Un cadre de la FFF accusé de harcèlement et de tentative d'agression sexuelle et par une ex-salariée

Ces accusations sont contestées par une enquête interne de la Fédération française de football , également mise en cause aux prud'hommes.

L\'entrée du siège de la Fédération française de football, le 20 décembre 2018, à Paris.
L'entrée du siège de la Fédération française de football, le 20 décembre 2018, à Paris. (OLIVIER BOITET / MAXPPP)

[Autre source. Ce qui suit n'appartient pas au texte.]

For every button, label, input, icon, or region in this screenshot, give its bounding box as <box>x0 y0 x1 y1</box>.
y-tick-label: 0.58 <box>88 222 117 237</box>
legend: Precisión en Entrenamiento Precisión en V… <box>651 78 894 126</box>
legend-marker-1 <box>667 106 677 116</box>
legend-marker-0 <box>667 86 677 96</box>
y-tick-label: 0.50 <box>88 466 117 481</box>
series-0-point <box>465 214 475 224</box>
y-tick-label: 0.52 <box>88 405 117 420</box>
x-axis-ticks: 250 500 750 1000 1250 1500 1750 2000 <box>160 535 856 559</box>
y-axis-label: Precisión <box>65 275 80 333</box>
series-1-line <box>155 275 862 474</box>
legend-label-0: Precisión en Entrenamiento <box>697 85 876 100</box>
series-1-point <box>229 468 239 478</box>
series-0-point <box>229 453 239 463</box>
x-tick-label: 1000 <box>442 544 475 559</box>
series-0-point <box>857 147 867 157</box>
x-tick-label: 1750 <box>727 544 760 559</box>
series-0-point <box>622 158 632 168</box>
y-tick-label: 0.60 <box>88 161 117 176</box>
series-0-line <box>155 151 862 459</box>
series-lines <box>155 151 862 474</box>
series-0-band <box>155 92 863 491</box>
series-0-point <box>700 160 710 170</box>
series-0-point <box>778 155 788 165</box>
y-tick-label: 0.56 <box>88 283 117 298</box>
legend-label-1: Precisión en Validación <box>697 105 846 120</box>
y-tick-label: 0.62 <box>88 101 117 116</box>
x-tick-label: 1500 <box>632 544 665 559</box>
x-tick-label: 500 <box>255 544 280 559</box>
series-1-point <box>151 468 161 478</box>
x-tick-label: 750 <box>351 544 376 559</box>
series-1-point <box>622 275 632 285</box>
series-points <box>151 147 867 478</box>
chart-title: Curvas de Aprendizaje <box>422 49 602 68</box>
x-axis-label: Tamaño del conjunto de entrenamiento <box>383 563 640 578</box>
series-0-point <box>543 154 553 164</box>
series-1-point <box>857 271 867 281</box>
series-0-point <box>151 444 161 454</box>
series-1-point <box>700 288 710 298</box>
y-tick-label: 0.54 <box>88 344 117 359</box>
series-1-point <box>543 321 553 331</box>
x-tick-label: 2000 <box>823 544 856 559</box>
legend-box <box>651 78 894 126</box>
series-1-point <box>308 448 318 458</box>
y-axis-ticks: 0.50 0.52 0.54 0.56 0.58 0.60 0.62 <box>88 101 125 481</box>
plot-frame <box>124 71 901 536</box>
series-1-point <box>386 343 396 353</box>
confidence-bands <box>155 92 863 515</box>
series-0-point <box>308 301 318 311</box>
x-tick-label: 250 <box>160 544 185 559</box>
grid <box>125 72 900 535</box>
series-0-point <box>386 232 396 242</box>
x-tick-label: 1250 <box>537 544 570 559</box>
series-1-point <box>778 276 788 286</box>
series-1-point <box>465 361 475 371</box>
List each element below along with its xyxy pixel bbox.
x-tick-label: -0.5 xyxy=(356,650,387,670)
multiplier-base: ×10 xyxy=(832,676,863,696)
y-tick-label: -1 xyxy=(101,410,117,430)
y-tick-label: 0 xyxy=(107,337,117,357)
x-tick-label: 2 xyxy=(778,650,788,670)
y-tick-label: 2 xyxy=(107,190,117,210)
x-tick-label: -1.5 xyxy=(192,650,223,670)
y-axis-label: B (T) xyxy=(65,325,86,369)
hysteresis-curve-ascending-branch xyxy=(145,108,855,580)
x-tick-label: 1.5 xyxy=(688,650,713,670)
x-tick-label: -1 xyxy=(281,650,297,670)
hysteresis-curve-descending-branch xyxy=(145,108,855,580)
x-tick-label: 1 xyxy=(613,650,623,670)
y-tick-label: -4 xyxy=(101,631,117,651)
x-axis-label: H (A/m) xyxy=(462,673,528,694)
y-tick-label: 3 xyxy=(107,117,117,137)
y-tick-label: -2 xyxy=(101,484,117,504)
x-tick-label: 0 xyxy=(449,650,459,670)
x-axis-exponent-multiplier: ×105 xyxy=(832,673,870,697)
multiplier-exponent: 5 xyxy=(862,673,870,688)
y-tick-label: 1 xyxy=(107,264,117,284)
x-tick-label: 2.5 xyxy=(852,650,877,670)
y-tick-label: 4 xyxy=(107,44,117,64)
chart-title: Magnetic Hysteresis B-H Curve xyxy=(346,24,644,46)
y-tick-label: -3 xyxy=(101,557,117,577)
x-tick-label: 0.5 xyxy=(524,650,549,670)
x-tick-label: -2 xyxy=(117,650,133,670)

Une ancienne salariée de la Fédération française de football (FFF) accuse un directeur financier de harcèlement et de tentatives d'agression sexuelle. Stagiaire, puis embauchée en CDD jusqu'en novembre 2018, la jeune femme a déposé plainte auprès de la police judiciaire de Paris pour "des faits de harcèlement sexuel continu" et pour "deux tentatives d'agression sexuelle", expose à l'AFP son avocate, Marie-Alix Canu-Bernard, confirmant l'information de Mediapart, qui a dévoilé l'affaire.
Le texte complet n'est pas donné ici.